To make the cone you’ll need 2 of the 6-inch cakes. To make the ice cream on top you’ll need one of the 6” cakes and the sphere cake.Let’s begin with the Cone.
Add a little blob of peppermint frosting onto an 8”cake board. Place on 6-inch cake on top and firmly press down to help it stick to the cake board. Pipe a ring of frosting on top of the cake and fill with more frosting. Place the next layer of cake on top.
To crumb coat the cake, add frosting on top of the cake and on the sides and use a small offset spatula to smoothen out. It doesn’t need to look perfect but get it as smooth as you can. Place 3 bubble tea straws in the cake making sure to cut off any excess straw that may be sticking out. Chill for 1 hour.
Use a sharp knife to cut out a shallow 5” circle on top of the cake You’re going to use that as a guide to cut out an angle shape from the top of the cake to the bottom of the cake to five us a cone shape. Once you’ve gone around the cake and cut away the excess cake. Crumb coat the cake again. Chill for 1 hour.
Add a blob of waffle frosting on top of the chilled cake and place a cake board on top. Place your hand under the bottom cake board and another hand on top of the top cake board and flip the cake around so the narrow side of the cone cake is now on the bottom. Carefully take the top cake board off the top of the cake.

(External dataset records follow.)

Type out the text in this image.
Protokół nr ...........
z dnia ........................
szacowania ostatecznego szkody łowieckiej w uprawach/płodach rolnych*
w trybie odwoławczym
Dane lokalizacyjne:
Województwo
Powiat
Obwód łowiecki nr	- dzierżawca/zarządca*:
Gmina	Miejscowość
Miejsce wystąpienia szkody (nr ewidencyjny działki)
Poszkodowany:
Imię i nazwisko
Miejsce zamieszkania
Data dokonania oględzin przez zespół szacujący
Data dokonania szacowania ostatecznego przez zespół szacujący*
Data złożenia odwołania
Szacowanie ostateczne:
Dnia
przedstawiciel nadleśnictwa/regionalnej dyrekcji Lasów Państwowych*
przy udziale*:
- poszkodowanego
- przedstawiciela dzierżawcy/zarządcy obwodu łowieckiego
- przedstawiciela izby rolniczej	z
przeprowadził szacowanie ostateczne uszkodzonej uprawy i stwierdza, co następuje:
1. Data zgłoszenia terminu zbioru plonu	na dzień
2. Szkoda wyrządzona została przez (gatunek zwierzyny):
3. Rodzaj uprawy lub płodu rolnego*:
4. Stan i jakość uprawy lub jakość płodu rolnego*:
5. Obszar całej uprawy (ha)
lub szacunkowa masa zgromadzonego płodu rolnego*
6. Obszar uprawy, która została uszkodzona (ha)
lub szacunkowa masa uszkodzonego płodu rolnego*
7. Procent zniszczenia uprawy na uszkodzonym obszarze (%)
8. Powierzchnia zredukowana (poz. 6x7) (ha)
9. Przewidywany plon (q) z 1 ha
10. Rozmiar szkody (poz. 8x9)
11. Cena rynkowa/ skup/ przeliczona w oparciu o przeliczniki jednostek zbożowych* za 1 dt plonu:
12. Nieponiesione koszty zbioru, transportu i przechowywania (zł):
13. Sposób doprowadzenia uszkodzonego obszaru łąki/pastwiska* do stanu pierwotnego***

To add the final layer of frosting add the waffle frosting on top of the chilled cake and use a small offset spatula to smoothen out. Place a 6” cake board on top and then add more waffle frosting on top. Smoothen that out again. What we’ve just done is add a support structure in the cone cake so that when we place the ice cream cake on top, it won’t cause the cone cake to collapse.
Add waffle frosting around the sides of the cake. Use a bench scraper or cake scraper to smoothen out the frosting on the sides of the cake and on top. You’ll need to hold the bench scraper on an angle when going around the sides of the cake. Set aside to chill for another hour.
To finish off the waffle cake fit the end of a piping bag with a small round tip. Use a ruler to indent lines into the cake, criss crossing each other. You’ll use those as guides to pipe the final waffle details.
Stick the eyes and mouth onto the waffle cake and set aside to chill while you move onto the ice cream cake.